“別提了,這些槐陰司的人不講武德,將我和張老前輩困在了一個用槐木樁子弄成的法陣里面,我和張老前輩修為被壓制,什么招數都施展不來,然后就被他們給活捉了,帶到了這個鬼地方。”邋遢道士郁悶的說著,徑直朝著墟槐御這邊走了過來。
那墟槐御被我打的滿嘴流血,從他身上摸索了一番,很快將他的東皇鐘給找了出來,還從他身上翻到了他的乾坤八寶囊。

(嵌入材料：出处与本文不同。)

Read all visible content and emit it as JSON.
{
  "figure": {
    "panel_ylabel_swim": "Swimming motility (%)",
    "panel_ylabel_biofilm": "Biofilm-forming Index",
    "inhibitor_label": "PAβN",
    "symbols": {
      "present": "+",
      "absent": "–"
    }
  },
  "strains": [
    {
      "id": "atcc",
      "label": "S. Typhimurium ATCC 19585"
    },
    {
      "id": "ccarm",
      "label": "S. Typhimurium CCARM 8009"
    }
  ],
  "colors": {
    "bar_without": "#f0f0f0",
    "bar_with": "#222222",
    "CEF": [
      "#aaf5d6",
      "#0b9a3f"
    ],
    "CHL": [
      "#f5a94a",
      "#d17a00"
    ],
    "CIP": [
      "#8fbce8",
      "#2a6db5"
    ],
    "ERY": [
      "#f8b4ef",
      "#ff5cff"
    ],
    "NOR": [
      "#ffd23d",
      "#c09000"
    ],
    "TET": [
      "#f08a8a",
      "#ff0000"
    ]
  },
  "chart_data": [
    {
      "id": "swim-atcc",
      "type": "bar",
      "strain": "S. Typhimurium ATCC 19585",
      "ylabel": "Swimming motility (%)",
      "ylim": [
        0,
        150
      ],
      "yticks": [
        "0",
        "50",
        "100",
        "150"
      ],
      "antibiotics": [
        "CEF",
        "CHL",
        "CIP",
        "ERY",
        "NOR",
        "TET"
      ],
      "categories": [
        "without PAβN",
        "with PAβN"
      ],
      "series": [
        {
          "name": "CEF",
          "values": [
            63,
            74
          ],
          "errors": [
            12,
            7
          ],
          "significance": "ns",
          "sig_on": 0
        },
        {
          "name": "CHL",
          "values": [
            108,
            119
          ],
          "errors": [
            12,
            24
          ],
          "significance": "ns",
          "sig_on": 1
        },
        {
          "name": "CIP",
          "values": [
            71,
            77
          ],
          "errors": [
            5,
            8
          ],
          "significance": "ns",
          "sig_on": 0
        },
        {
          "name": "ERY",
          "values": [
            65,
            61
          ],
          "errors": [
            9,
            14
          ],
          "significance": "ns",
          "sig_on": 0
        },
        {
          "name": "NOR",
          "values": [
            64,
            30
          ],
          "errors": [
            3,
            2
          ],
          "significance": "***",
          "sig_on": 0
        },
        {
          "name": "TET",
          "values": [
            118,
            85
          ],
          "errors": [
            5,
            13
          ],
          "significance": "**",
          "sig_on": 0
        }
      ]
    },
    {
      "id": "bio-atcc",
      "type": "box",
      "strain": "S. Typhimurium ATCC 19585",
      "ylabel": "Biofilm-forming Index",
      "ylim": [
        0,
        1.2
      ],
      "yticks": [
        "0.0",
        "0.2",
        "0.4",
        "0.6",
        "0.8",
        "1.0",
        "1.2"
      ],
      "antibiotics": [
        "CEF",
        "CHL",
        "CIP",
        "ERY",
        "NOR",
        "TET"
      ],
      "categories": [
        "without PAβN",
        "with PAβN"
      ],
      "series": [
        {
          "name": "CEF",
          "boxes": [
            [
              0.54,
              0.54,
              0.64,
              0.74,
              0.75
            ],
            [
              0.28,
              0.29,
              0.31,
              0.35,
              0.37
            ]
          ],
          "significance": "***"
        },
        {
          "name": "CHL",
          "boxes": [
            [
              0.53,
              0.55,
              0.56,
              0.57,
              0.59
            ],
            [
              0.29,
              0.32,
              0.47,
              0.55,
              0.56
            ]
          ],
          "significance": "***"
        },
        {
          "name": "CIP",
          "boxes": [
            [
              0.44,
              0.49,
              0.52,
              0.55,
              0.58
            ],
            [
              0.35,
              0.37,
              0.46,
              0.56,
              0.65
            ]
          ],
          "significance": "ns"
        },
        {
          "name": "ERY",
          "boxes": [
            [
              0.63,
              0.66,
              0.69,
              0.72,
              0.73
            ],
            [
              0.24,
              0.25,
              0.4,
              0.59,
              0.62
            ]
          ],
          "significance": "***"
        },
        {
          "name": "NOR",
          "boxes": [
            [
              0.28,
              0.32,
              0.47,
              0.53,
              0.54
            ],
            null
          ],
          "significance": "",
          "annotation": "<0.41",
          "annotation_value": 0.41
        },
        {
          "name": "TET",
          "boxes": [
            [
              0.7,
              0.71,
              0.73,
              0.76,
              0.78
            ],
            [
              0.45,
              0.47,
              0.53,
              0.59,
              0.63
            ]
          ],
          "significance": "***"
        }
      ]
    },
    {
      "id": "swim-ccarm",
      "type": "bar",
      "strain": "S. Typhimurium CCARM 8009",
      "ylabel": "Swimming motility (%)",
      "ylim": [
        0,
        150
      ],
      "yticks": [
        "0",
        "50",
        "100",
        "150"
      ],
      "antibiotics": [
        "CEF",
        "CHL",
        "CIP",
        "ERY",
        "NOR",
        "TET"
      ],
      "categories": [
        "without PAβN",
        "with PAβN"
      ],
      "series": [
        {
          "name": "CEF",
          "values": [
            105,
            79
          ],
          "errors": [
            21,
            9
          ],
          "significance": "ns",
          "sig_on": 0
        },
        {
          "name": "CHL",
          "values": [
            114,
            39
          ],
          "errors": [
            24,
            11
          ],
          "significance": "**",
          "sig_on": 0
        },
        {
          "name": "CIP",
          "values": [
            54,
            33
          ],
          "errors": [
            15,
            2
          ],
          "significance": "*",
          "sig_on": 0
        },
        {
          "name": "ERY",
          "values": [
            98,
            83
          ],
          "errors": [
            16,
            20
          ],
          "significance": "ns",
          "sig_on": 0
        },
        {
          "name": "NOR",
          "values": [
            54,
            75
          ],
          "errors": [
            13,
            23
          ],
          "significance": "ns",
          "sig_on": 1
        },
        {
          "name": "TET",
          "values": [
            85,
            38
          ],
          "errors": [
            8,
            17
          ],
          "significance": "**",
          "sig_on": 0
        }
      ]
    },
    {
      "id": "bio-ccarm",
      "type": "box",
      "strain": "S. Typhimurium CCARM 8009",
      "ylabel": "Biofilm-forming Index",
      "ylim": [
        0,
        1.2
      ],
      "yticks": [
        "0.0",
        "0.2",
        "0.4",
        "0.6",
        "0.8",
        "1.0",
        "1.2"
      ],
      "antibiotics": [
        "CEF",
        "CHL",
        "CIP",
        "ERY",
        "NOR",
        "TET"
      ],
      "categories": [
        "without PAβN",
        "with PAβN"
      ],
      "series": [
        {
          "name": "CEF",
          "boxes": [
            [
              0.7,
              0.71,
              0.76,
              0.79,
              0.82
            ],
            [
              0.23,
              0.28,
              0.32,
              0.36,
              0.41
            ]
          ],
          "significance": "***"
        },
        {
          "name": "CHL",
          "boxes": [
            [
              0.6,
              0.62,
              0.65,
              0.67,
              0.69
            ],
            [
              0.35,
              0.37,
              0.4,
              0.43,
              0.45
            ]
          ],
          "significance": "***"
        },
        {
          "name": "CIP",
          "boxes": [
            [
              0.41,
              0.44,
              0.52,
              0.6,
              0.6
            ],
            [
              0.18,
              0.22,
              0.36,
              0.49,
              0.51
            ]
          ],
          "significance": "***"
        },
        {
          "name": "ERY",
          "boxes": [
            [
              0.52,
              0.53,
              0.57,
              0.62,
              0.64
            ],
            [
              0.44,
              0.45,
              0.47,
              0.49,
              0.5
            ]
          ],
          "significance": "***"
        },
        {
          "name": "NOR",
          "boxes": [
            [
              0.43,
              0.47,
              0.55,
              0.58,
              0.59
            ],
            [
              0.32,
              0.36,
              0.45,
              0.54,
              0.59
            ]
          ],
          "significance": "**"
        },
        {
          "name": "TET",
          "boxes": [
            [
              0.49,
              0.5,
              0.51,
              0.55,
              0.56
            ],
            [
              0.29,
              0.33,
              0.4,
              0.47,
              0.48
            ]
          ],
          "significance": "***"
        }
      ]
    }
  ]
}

“狗東西,你可真貪心啊,還想要道爺的東皇鐘,也不看看自己幾斤幾兩,這下吃癟了吧?”說著,邋遢道士便將自己的法器全都給收了起來。
這時候,邋遢道士突然又想起一件事情來,臉色一沉,再次看向了墟槐御:“老子的雷擊木劍呢?”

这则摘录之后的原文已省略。